Though each neighborhood could claim which pizza place is the oldest in their particular part of town, deciding which is the oldest in Columbus isn’t as easy as it seems. There are competing claims, but also some shared credit to go around. All of these places survived despite economic declines that saw competitors and imitators come and go. They also held their ground against big budget, corporate carpetbaggers muscling into their territory. And they fearlessly defended thin crusts and square-cuts from their detractors—because a pointy, triangular slice with a chunk of crust at the end as a bland handle violates the implicit social compact of pizza, with varying slices just right for any age or appetite.

But, if “oldest” really means “original,” the answer becomes more certain.

There is only one pizza place in the running that’s still in their original space, run by the original family, using their original recipe: Gatto’s Pizza.
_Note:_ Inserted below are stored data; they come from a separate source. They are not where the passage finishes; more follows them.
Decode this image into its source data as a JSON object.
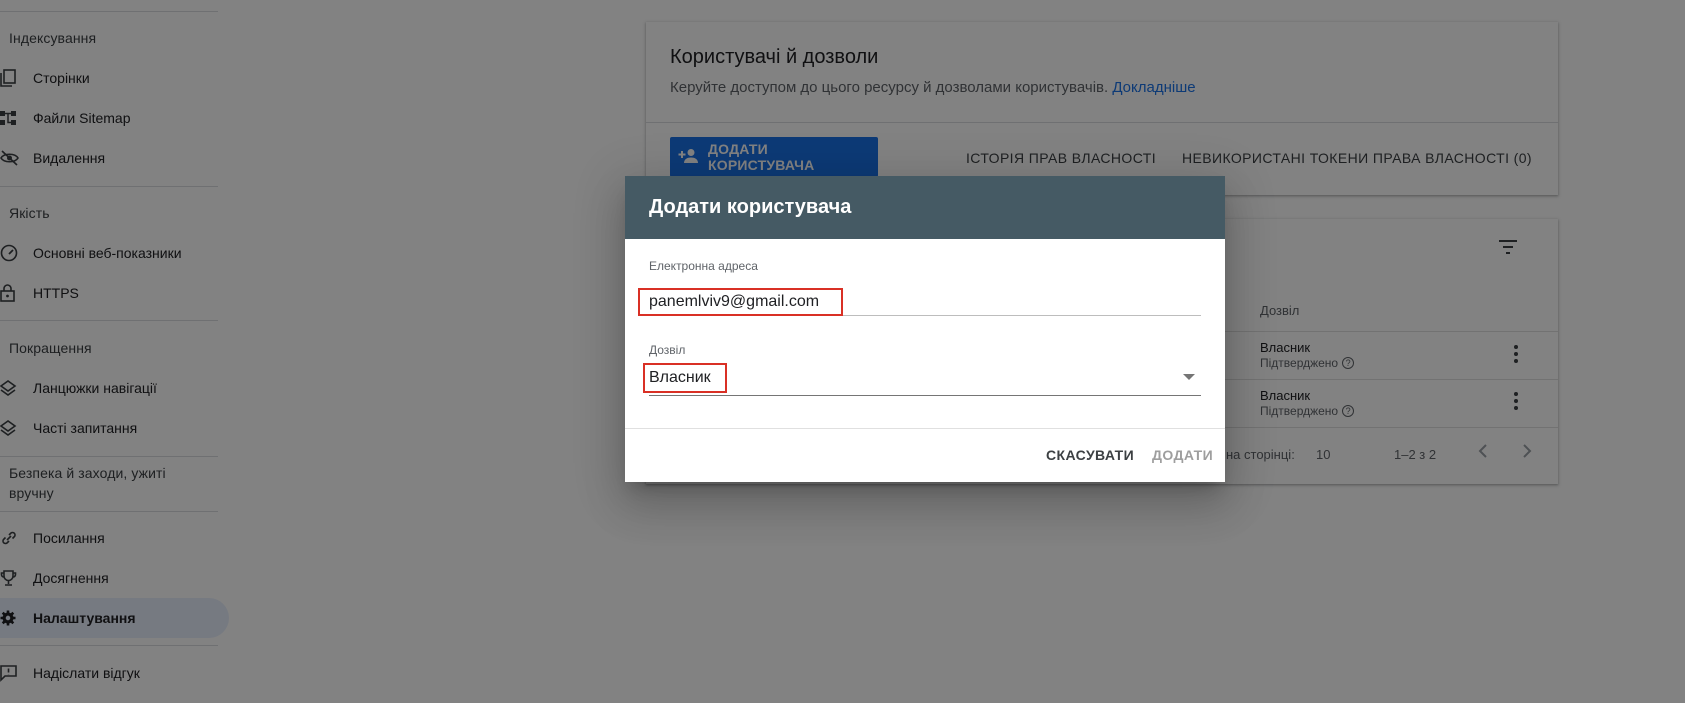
{
  "sidebar": {
    "sections": {
      "indexing": "Індексування",
      "quality": "Якість",
      "enhancements": "Покращення",
      "security": "Безпека й заходи, ужиті вручну"
    },
    "items": [
      {
        "label": "Сторінки",
        "icon": "pages-icon"
      },
      {
        "label": "Файли Sitemap",
        "icon": "sitemap-icon"
      },
      {
        "label": "Видалення",
        "icon": "removals-icon"
      },
      {
        "label": "Основні веб-показники",
        "icon": "speed-icon"
      },
      {
        "label": "HTTPS",
        "icon": "lock-icon"
      },
      {
        "label": "Ланцюжки навігації",
        "icon": "layers-icon"
      },
      {
        "label": "Часті запитання",
        "icon": "layers-icon"
      },
      {
        "label": "Посилання",
        "icon": "link-icon"
      },
      {
        "label": "Досягнення",
        "icon": "trophy-icon"
      },
      {
        "label": "Налаштування",
        "icon": "gear-icon",
        "active": true
      },
      {
        "label": "Надіслати відгук",
        "icon": "feedback-icon"
      }
    ]
  },
  "main": {
    "title": "Користувачі й дозволи",
    "description": "Керуйте доступом до цього ресурсу й дозволами користувачів.",
    "learn_more": "Докладніше",
    "add_user_button": "ДОДАТИ КОРИСТУВАЧА",
    "history_tab": "ІСТОРІЯ ПРАВ ВЛАСНОСТІ",
    "tokens_tab": "НЕВИКОРИСТАНІ ТОКЕНИ ПРАВА ВЛАСНОСТІ (0)",
    "table": {
      "column_permission": "Дозвіл",
      "rows": [
        {
          "role": "Власник",
          "state": "Підтверджено"
        },
        {
          "role": "Власник",
          "state": "Підтверджено"
        }
      ]
    },
    "pager": {
      "rows_label": "на сторінці:",
      "rows_value": "10",
      "range": "1–2 з 2"
    }
  },
  "dialog": {
    "title": "Додати користувача",
    "email_label": "Електронна адреса",
    "email_value": "panemlviv9@gmail.com",
    "permission_label": "Дозвіл",
    "permission_value": "Власник",
    "cancel": "СКАСУВАТИ",
    "add": "ДОДАТИ"
  },
  "colors": {
    "accent": "#1a73e8",
    "dialog_header": "#455a64",
    "highlight": "#d93025"
  }
}
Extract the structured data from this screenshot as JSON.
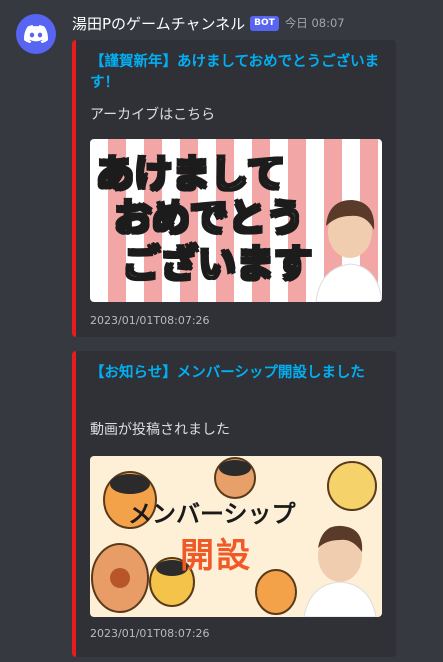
{
  "author": {
    "name": "湯田Pのゲームチャンネル",
    "badge": "BOT",
    "timestamp": "今日 08:07",
    "avatar_icon": "discord-logo-icon"
  },
  "embeds": [
    {
      "title": "【謹賀新年】あけましておめでとうございます！",
      "description": "アーカイブはこちら",
      "thumbnail_lines": [
        "あけまして",
        "おめでとう",
        "ございます"
      ],
      "footer": "2023/01/01T08:07:26",
      "accent": "#e81c1c"
    },
    {
      "title": "【お知らせ】メンバーシップ開設しました",
      "description": "動画が投稿されました",
      "thumbnail_lines": [
        "メンバーシップ",
        "開設"
      ],
      "footer": "2023/01/01T08:07:26",
      "accent": "#e81c1c"
    }
  ],
  "colors": {
    "background": "#36393f",
    "embed_bg": "#2f3136",
    "link": "#00aff4",
    "bot_badge": "#5865f2"
  }
}
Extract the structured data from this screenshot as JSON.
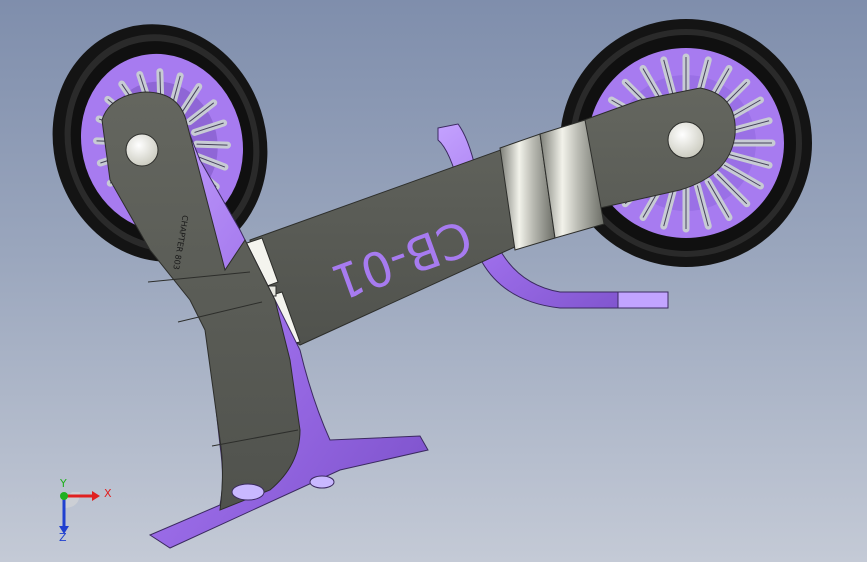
{
  "viewport": {
    "part_label": "CB-01",
    "small_engraving": "CHAPTER 803"
  },
  "triad": {
    "x_label": "X",
    "y_label": "Y",
    "z_label": "Z"
  },
  "colors": {
    "background_top": "#7f8eac",
    "background_bottom": "#c4cad6",
    "arm_gray": "#5b5d58",
    "bracket_purple": "#a77bf0",
    "tire_black": "#141414",
    "axis_x": "#e02020",
    "axis_y": "#20b020",
    "axis_z": "#2040d0"
  }
}
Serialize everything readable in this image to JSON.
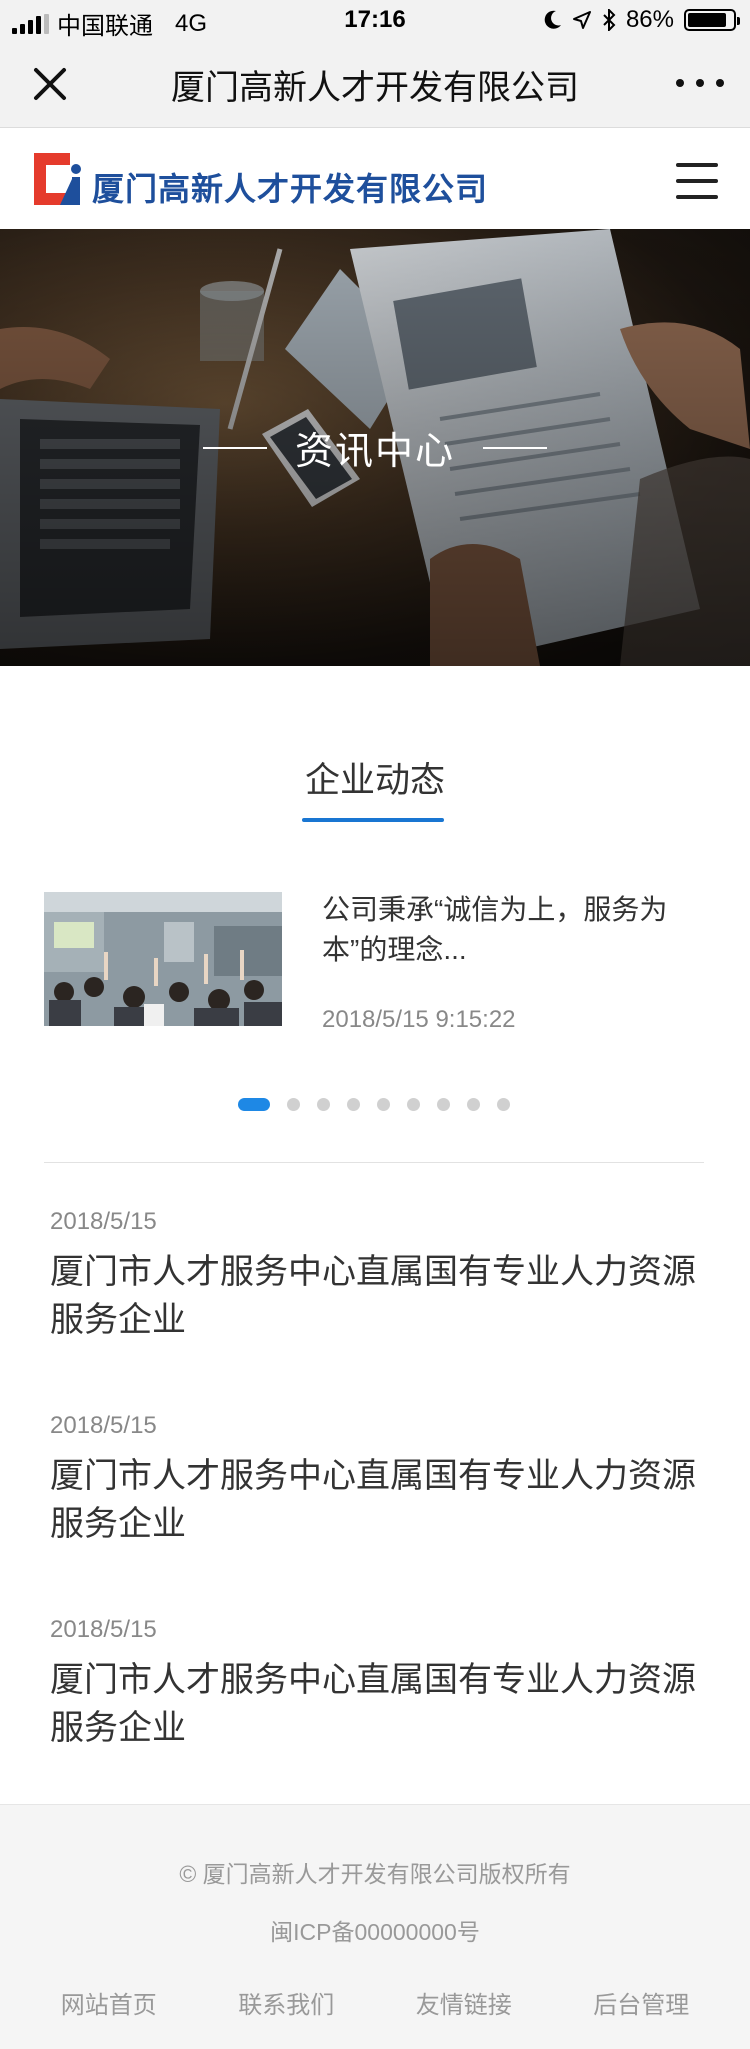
{
  "status_bar": {
    "carrier": "中国联通",
    "network": "4G",
    "time": "17:16",
    "battery": "86%",
    "battery_level": 0.86
  },
  "nav_bar": {
    "title": "厦门高新人才开发有限公司"
  },
  "site_header": {
    "logo_text": "厦门高新人才开发有限公司",
    "logo_colors": {
      "red": "#e53b2c",
      "blue": "#1e4f9c"
    }
  },
  "banner": {
    "title": "资讯中心"
  },
  "section": {
    "title": "企业动态",
    "accent": "#1976d2"
  },
  "featured_news": {
    "summary": "公司秉承“诚信为上，服务为本”的理念...",
    "time": "2018/5/15  9:15:22"
  },
  "carousel": {
    "count": 9,
    "active_index": 0
  },
  "news_list": [
    {
      "date": "2018/5/15",
      "headline": "厦门市人才服务中心直属国有专业人力资源服务企业"
    },
    {
      "date": "2018/5/15",
      "headline": "厦门市人才服务中心直属国有专业人力资源服务企业"
    },
    {
      "date": "2018/5/15",
      "headline": "厦门市人才服务中心直属国有专业人力资源服务企业"
    }
  ],
  "footer": {
    "copyright": "© 厦门高新人才开发有限公司版权所有",
    "icp": "闽ICP备00000000号",
    "links": [
      "网站首页",
      "联系我们",
      "友情链接",
      "后台管理"
    ]
  }
}
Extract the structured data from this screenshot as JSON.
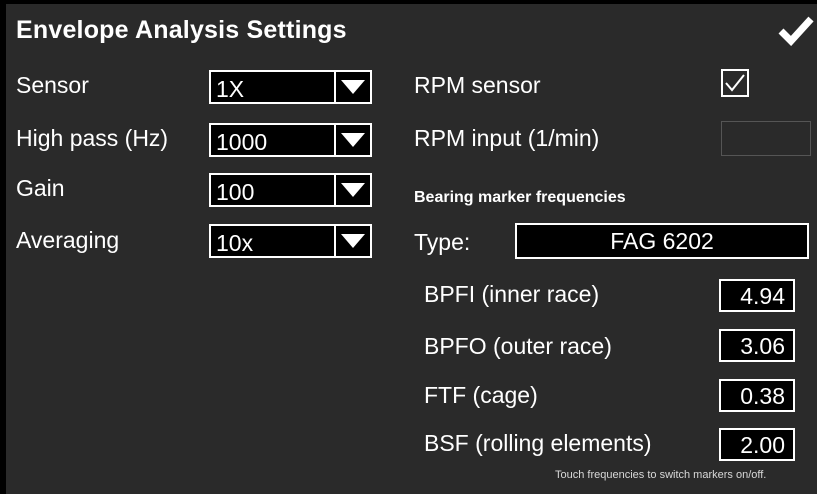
{
  "title": "Envelope Analysis Settings",
  "ok_icon": "checkmark-icon",
  "left": {
    "sensor": {
      "label": "Sensor",
      "value": "1X"
    },
    "high_pass": {
      "label": "High pass (Hz)",
      "value": "1000"
    },
    "gain": {
      "label": "Gain",
      "value": "100"
    },
    "averaging": {
      "label": "Averaging",
      "value": "10x"
    }
  },
  "right": {
    "rpm_sensor": {
      "label": "RPM sensor",
      "checked": true
    },
    "rpm_input": {
      "label": "RPM input (1/min)",
      "value": ""
    },
    "bearing_heading": "Bearing marker frequencies",
    "type": {
      "label": "Type:",
      "value": "FAG 6202"
    },
    "bpfi": {
      "label": "BPFI (inner race)",
      "value": "4.94"
    },
    "bpfo": {
      "label": "BPFO (outer race)",
      "value": "3.06"
    },
    "ftf": {
      "label": "FTF (cage)",
      "value": "0.38"
    },
    "bsf": {
      "label": "BSF (rolling elements)",
      "value": "2.00"
    },
    "note": "Touch frequencies to switch markers on/off."
  },
  "colors": {
    "background": "#2a2a2a",
    "field": "#000000",
    "text": "#ffffff"
  }
}
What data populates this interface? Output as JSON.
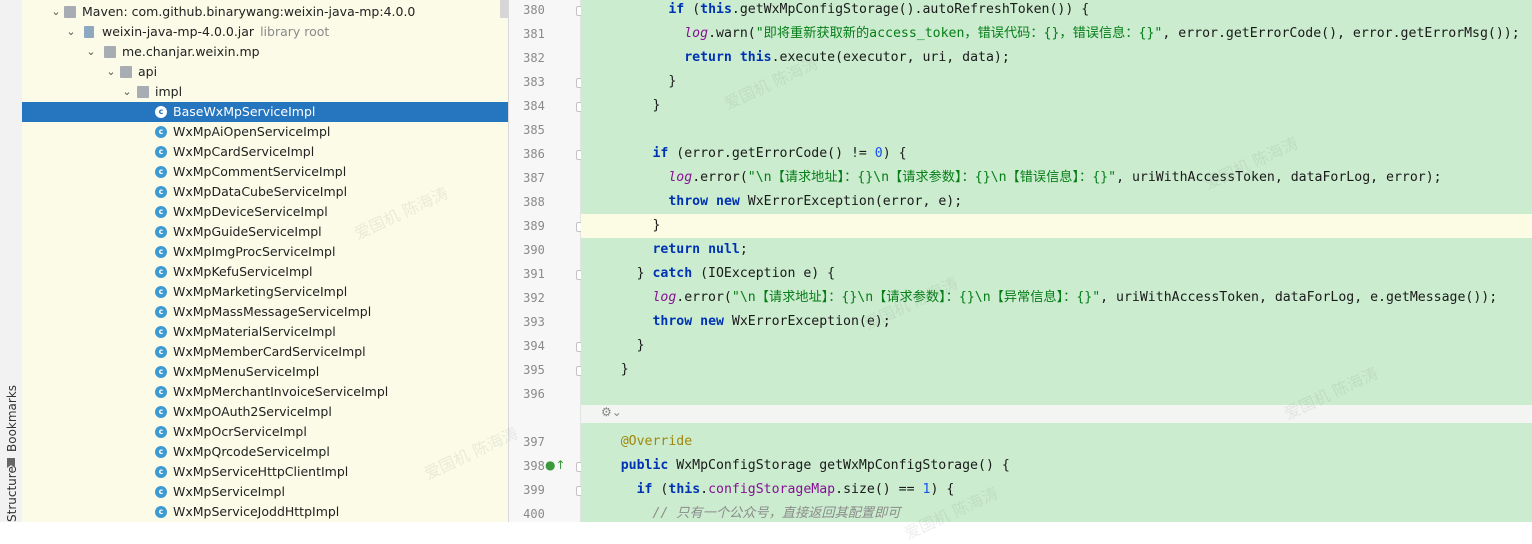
{
  "side_tabs": {
    "bookmarks": "Bookmarks",
    "structure": "Structure"
  },
  "tree": {
    "rows": [
      {
        "label": "Maven: com.github.binarywang:weixin-java-mp:4.0.0",
        "type": "library"
      },
      {
        "label": "weixin-java-mp-4.0.0.jar",
        "suffix": "library root",
        "type": "jar"
      },
      {
        "label": "me.chanjar.weixin.mp",
        "type": "folder"
      },
      {
        "label": "api",
        "type": "folder"
      },
      {
        "label": "impl",
        "type": "folder"
      },
      {
        "label": "BaseWxMpServiceImpl",
        "type": "class",
        "selected": true
      },
      {
        "label": "WxMpAiOpenServiceImpl",
        "type": "class"
      },
      {
        "label": "WxMpCardServiceImpl",
        "type": "class"
      },
      {
        "label": "WxMpCommentServiceImpl",
        "type": "class"
      },
      {
        "label": "WxMpDataCubeServiceImpl",
        "type": "class"
      },
      {
        "label": "WxMpDeviceServiceImpl",
        "type": "class"
      },
      {
        "label": "WxMpGuideServiceImpl",
        "type": "class"
      },
      {
        "label": "WxMpImgProcServiceImpl",
        "type": "class"
      },
      {
        "label": "WxMpKefuServiceImpl",
        "type": "class"
      },
      {
        "label": "WxMpMarketingServiceImpl",
        "type": "class"
      },
      {
        "label": "WxMpMassMessageServiceImpl",
        "type": "class"
      },
      {
        "label": "WxMpMaterialServiceImpl",
        "type": "class"
      },
      {
        "label": "WxMpMemberCardServiceImpl",
        "type": "class"
      },
      {
        "label": "WxMpMenuServiceImpl",
        "type": "class"
      },
      {
        "label": "WxMpMerchantInvoiceServiceImpl",
        "type": "class"
      },
      {
        "label": "WxMpOAuth2ServiceImpl",
        "type": "class"
      },
      {
        "label": "WxMpOcrServiceImpl",
        "type": "class"
      },
      {
        "label": "WxMpQrcodeServiceImpl",
        "type": "class"
      },
      {
        "label": "WxMpServiceHttpClientImpl",
        "type": "class"
      },
      {
        "label": "WxMpServiceImpl",
        "type": "class"
      },
      {
        "label": "WxMpServiceJoddHttpImpl",
        "type": "class"
      }
    ]
  },
  "editor": {
    "lines": [
      {
        "num": "380",
        "tokens": [
          [
            "        ",
            ""
          ],
          [
            "if",
            "kw"
          ],
          [
            " (",
            ""
          ],
          [
            "this",
            "kw"
          ],
          [
            ".getWxMpConfigStorage().autoRefreshToken()) {",
            ""
          ]
        ]
      },
      {
        "num": "381",
        "tokens": [
          [
            "          ",
            ""
          ],
          [
            "log",
            "log"
          ],
          [
            ".warn(",
            ""
          ],
          [
            "\"即将重新获取新的access_token，错误代码：{}，错误信息：{}\"",
            "str"
          ],
          [
            ", error.getErrorCode(), error.getErrorMsg());",
            ""
          ]
        ]
      },
      {
        "num": "382",
        "tokens": [
          [
            "          ",
            ""
          ],
          [
            "return",
            "kw"
          ],
          [
            " ",
            ""
          ],
          [
            "this",
            "kw"
          ],
          [
            ".execute(executor, uri, data);",
            ""
          ]
        ]
      },
      {
        "num": "383",
        "tokens": [
          [
            "        }",
            ""
          ]
        ]
      },
      {
        "num": "384",
        "tokens": [
          [
            "      }",
            ""
          ]
        ]
      },
      {
        "num": "385",
        "tokens": []
      },
      {
        "num": "386",
        "tokens": [
          [
            "      ",
            ""
          ],
          [
            "if",
            "kw"
          ],
          [
            " (error.getErrorCode() != ",
            ""
          ],
          [
            "0",
            "num"
          ],
          [
            ") {",
            ""
          ]
        ]
      },
      {
        "num": "387",
        "tokens": [
          [
            "        ",
            ""
          ],
          [
            "log",
            "log"
          ],
          [
            ".error(",
            ""
          ],
          [
            "\"\\n【请求地址】：{}\\n【请求参数】：{}\\n【错误信息】：{}\"",
            "str"
          ],
          [
            ", uriWithAccessToken, dataForLog, error);",
            ""
          ]
        ]
      },
      {
        "num": "388",
        "tokens": [
          [
            "        ",
            ""
          ],
          [
            "throw",
            "kw"
          ],
          [
            " ",
            ""
          ],
          [
            "new",
            "kw"
          ],
          [
            " WxErrorException(error, e);",
            ""
          ]
        ]
      },
      {
        "num": "389",
        "tokens": [
          [
            "      }",
            ""
          ]
        ],
        "current": true
      },
      {
        "num": "390",
        "tokens": [
          [
            "      ",
            ""
          ],
          [
            "return",
            "kw"
          ],
          [
            " ",
            ""
          ],
          [
            "null",
            "kw"
          ],
          [
            ";",
            ""
          ]
        ]
      },
      {
        "num": "391",
        "tokens": [
          [
            "    } ",
            ""
          ],
          [
            "catch",
            "kw"
          ],
          [
            " (IOException e) {",
            ""
          ]
        ]
      },
      {
        "num": "392",
        "tokens": [
          [
            "      ",
            ""
          ],
          [
            "log",
            "log"
          ],
          [
            ".error(",
            ""
          ],
          [
            "\"\\n【请求地址】：{}\\n【请求参数】：{}\\n【异常信息】：{}\"",
            "str"
          ],
          [
            ", uriWithAccessToken, dataForLog, e.getMessage());",
            ""
          ]
        ]
      },
      {
        "num": "393",
        "tokens": [
          [
            "      ",
            ""
          ],
          [
            "throw",
            "kw"
          ],
          [
            " ",
            ""
          ],
          [
            "new",
            "kw"
          ],
          [
            " WxErrorException(e);",
            ""
          ]
        ]
      },
      {
        "num": "394",
        "tokens": [
          [
            "    }",
            ""
          ]
        ]
      },
      {
        "num": "395",
        "tokens": [
          [
            "  }",
            ""
          ]
        ]
      },
      {
        "num": "396",
        "tokens": []
      },
      {
        "num": "397",
        "tokens": [
          [
            "  ",
            ""
          ],
          [
            "@Override",
            "ann"
          ]
        ]
      },
      {
        "num": "398",
        "tokens": [
          [
            "  ",
            ""
          ],
          [
            "public",
            "kw"
          ],
          [
            " WxMpConfigStorage getWxMpConfigStorage() {",
            ""
          ]
        ]
      },
      {
        "num": "399",
        "tokens": [
          [
            "    ",
            ""
          ],
          [
            "if",
            "kw"
          ],
          [
            " (",
            ""
          ],
          [
            "this",
            "kw"
          ],
          [
            ".",
            ""
          ],
          [
            "configStorageMap",
            "fld"
          ],
          [
            ".size() == ",
            ""
          ],
          [
            "1",
            "num"
          ],
          [
            ") {",
            ""
          ]
        ]
      },
      {
        "num": "400",
        "tokens": [
          [
            "      ",
            ""
          ],
          [
            "// 只有一个公众号，直接返回其配置即可",
            "cmt"
          ]
        ]
      }
    ]
  },
  "watermark": "爱国机 陈海涛"
}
“Vince and Joe (Jr.) started working here in high school on the weekends. It was a family business,” explained Bill Fulcher, the youngest of the three cousins who carry on the Gatto’s pizza heritage. “I started when I was a sophomore, so I’ve been here 45 years.” Fulcher went on to Ohio State and still works for the Ohio Attorney General’s Office, but also wanted to keep the family tradition alive.

“Jimmy Corrova is actually our cousin, so we know TAT is really the oldest pizza place in town,” he said humbly. “But I think we have remained the same the longest.”

Point of fact: Gatto’s is essentially unchanged after all of these years. A picture from the mid-1950s hangs on the wall that is nearly indistinguishable from the present. (You’d need Doc Brown and a DeLorean to tell the difference.)

“We have families who have been coming here for decades, or people who went to OSU who come back to Columbus and say the place is just like they remember it,” Fulcher explained—noting the sauce, sausage, and meatballs haven’t changed either. “They’re all my grandfather’s and my uncle’s recipes. That’s why our customers always come back to us. It’s because we really haven’t changed anything in 65 years.”

This honor won’t sit well with everyone, and that’s fine. Nor should it discourage fellow members of this exclusive, half-century fraternity from staying true to their roots while still looking forward. This wasn’t a dough town throw-down or neighborhood grudge match. It’s hopefully part of that overdue celebration of legacy and longevity that Columbus often lacks and we all tend to overlook. My challenge to each of you is to discover for yourselves why all of these pizza places are unique. Central Ohio is rich in pizza history, and each of us shares a slice of it with everyone else.

The best pizza is still one that brings people together, stirs a memory or creates new ones, fills more than your stomach, and lasts long after the box is empty.